Oleh : Gus Imam Al Maghtany (Pengasuh Ponpes Raden Patah Magetan)

BeritaTrends, Magetan – Di tengah hiruk-pikuk zaman yang serba cepat, ketika layar-layar gawai menggantikan percakapan, dan kebenaran kehilangan bentuknya di antara riuh opini, bangsa ini sesungguhnya sedang menatap cermin retak. Kita hidup di era di mana kepahlawanan sering kali direduksi menjadi narasi seremonial, potret hitam putih yang hanya kita lihat setiap tanggal 10 November. Padahal, di balik senyum yang terpahat di wajah-wajah pahlawan itu, ada luka, ada idealisme, ada kesunyian panjang yang mereka bayarkan agar kita hari ini bisa berbicara dengan bebas, belajar dengan aman, dan bermimpi tanpa ancaman. Tetapi, sudahkah kita membayar kembali harga dari kebebasan itu dengan kejujuran, tanggung jawab, dan cinta kepada tanah air?

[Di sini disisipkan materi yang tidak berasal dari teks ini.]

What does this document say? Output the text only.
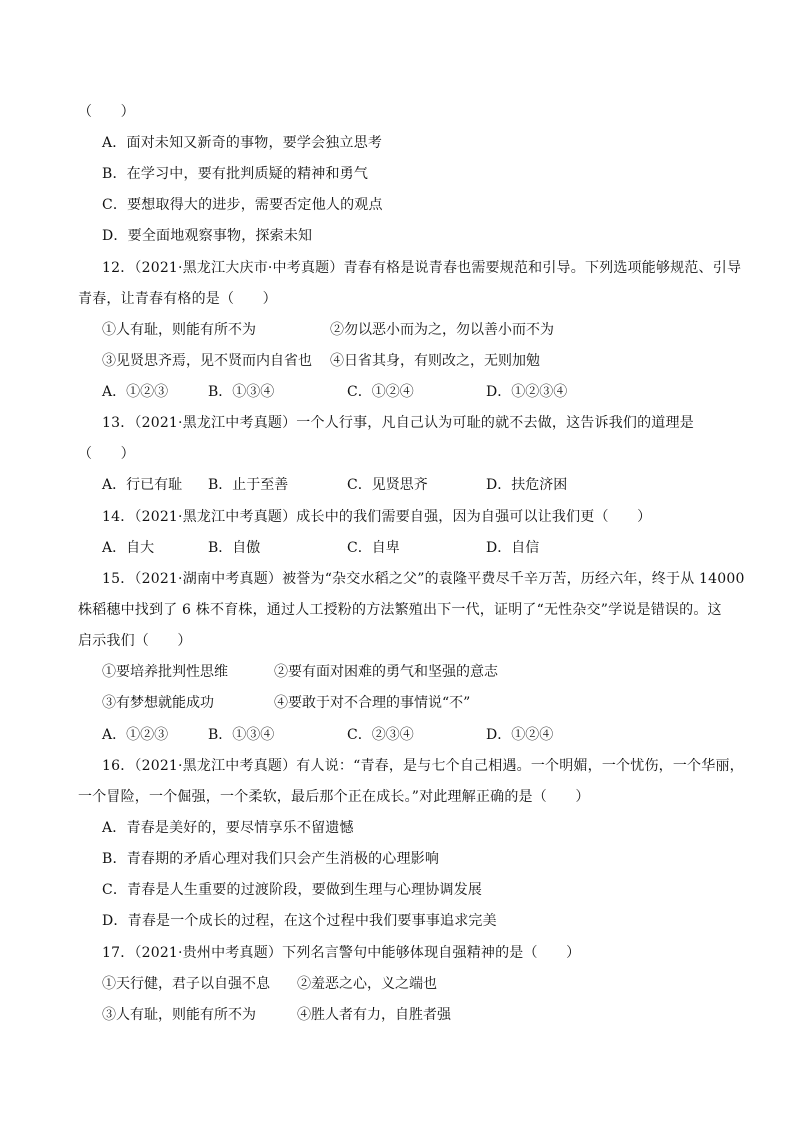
（　　）
A．面对未知又新奇的事物，要学会独立思考
B．在学习中，要有批判质疑的精神和勇气
C．要想取得大的进步，需要否定他人的观点
D．要全面地观察事物，探索未知
12．（2021·黑龙江大庆市·中考真题）青春有格是说青春也需要规范和引导。下列选项能够规范、引导
青春，让青春有格的是（　　）
①人有耻，则能有所不为	②勿以恶小而为之，勿以善小而不为
③见贤思齐焉，见不贤而内自省也 ④日省其身，有则改之，无则加勉
A．①②③	B．①③④	C．①②④	D．①②③④
13．（2021·黑龙江中考真题）一个人行事，凡自己认为可耻的就不去做，这告诉我们的道理是
（　　）
A．行已有耻 B．止于至善	C．见贤思齐	D．扶危济困
14．（2021·黑龙江中考真题）成长中的我们需要自强，因为自强可以让我们更（　　）
A．自大	B．自傲	C．自卑	D．自信
15．（2021·湖南中考真题）被誉为“杂交水稻之父”的袁隆平费尽千辛万苦，历经六年，终于从 14000
株稻穗中找到了 6 株不育株，通过人工授粉的方法繁殖出下一代，证明了“无性杂交”学说是错误的。这
启示我们（　　）
①要培养批判性思维	②要有面对困难的勇气和坚强的意志
③有梦想就能成功	④要敢于对不合理的事情说“不”
A．①②③	B．①③④	C．②③④	D．①②④
16．（2021·黑龙江中考真题）有人说：“青春，是与七个自己相遇。一个明媚，一个忧伤，一个华丽，
一个冒险，一个倔强，一个柔软，最后那个正在成长。”对此理解正确的是（　　）
A．青春是美好的，要尽情享乐不留遗憾
B．青春期的矛盾心理对我们只会产生消极的心理影响
C．青春是人生重要的过渡阶段，要做到生理与心理协调发展
D．青春是一个成长的过程，在这个过程中我们要事事追求完美
17．（2021·贵州中考真题）下列名言警句中能够体现自强精神的是（　　）
①天行健，君子以自强不息 ②羞恶之心，义之端也
③人有耻，则能有所不为	④胜人者有力，自胜者强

Tema Hari Pahlawan tahun 2025 — “Pahlawanku Teladanku, Terus Bergerak, Melanjutkan Perjuangan” — tidak sekadar mengajak kita mengenang, tetapi menegur secara halus namun tajam. Ia seakan berbisik di telinga nurani bangsa: jangan hanya mengingat, tapi terus bergerak. Jangan hanya bangga pada nama-nama besar yang telah gugur, tapi jadilah penerus yang menyalakan kembali bara yang mulai padam. Di balik tema ini, tersembunyi panggilan moral yang mendalam: bahwa perjuangan belum selesai, karena musuh kita hari ini bukan lagi penjajah berseragam, melainkan kebodohan yang disamarkan dengan informasi, kemalasan yang berwajah modernitas, dan korupsi nilai yang menyamar sebagai kebebasan.

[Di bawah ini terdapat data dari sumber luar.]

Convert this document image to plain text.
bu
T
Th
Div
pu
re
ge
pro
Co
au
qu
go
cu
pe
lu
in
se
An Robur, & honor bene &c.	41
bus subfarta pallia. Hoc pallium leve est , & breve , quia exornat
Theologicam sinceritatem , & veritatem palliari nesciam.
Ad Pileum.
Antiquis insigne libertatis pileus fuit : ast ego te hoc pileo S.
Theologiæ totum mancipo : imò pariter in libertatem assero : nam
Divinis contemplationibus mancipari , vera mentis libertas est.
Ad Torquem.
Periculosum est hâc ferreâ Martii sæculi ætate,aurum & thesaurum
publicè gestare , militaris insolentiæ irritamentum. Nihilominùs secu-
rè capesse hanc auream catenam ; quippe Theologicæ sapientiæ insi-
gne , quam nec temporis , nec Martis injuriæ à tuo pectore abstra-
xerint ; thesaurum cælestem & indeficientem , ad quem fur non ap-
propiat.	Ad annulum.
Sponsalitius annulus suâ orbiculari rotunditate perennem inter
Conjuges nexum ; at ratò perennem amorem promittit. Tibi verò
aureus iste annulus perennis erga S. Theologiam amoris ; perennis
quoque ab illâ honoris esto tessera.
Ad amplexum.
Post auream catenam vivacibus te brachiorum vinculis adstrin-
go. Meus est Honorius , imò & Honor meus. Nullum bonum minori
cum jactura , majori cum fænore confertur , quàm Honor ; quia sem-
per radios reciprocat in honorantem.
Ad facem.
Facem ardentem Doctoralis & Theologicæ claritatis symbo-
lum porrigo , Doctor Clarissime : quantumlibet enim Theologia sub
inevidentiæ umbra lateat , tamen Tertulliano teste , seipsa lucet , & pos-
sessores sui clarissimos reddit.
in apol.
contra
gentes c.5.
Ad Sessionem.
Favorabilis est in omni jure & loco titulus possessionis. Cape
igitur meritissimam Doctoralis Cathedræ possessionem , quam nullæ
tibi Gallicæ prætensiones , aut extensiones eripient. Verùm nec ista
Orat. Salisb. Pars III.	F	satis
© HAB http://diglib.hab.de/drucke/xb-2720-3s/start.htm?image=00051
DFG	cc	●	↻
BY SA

Dalam perspektif kebangsaan, kita sedang berada di masa yang penuh paradoks. Di satu sisi, kemerdekaan yang diperjuangkan dengan darah dan air mata kini telah melahirkan peluang dan kemudahan yang luar biasa. Tetapi di sisi lain, kemerdekaan itu perlahan kehilangan maknanya karena terputus dari akar moral dan spiritual bangsa. Kita menyebut diri bangsa merdeka, namun terpenjara oleh ketergantungan konsumtif. Kita memuja kemajuan teknologi, namun kehilangan arah kemanusiaan. Kita bangga dengan kemerdekaan berbicara, tetapi sering lupa pada etika berucap dan tanggung jawab moral.

Jika dahulu pahlawan berperang dengan senjata dan peluru, maka pahlawan hari ini harus berperang dengan integritas dan kesadaran. Inilah jihād an-nafs (جهاد النفس) — jihad melawan hawa nafsu dan egoisme diri, sebagaimana sabda Rasulullah ﷺ ketika kembali dari medan perang: “Raja‘nā min jihādil aṣghar ilā jihādil akbar” — “Kita kembali dari jihad kecil menuju jihad yang lebih besar,” yakni melawan diri sendiri (HR. Baihaqi). Inilah bentuk perjuangan yang paling relevan dengan zaman sekarang, di mana kekalahan terbesar manusia bukan karena ia dikalahkan oleh musuh di luar dirinya, tetapi karena ia dikalahkan oleh dirinya sendiri.

Baca Juga  Dandim Ponorogo Bacakan Amanat Panglima TNI Pada Upacara HUT Ke- 77 TNI Tahun 2022

Bangsa ini sedang menghadapi gelombang krisis multidimensi: moralitas, kebangsaan, dan solidaritas. Kita menyaksikan bagaimana kejujuran menjadi barang langka, kepedulian sosial kian menipis, dan semangat gotong royong — yang dulu menjadi roh kebangsaan — mulai terkikis oleh budaya individualisme dan kompetisi yang tak sehat. Banyak yang mengaku cinta tanah air, namun tidak peduli ketika tanah airnya rusak oleh korupsi, ketidakadilan, atau perpecahan sosial. Kita mencintai Indonesia di bibir, tetapi belum tentu di perilaku.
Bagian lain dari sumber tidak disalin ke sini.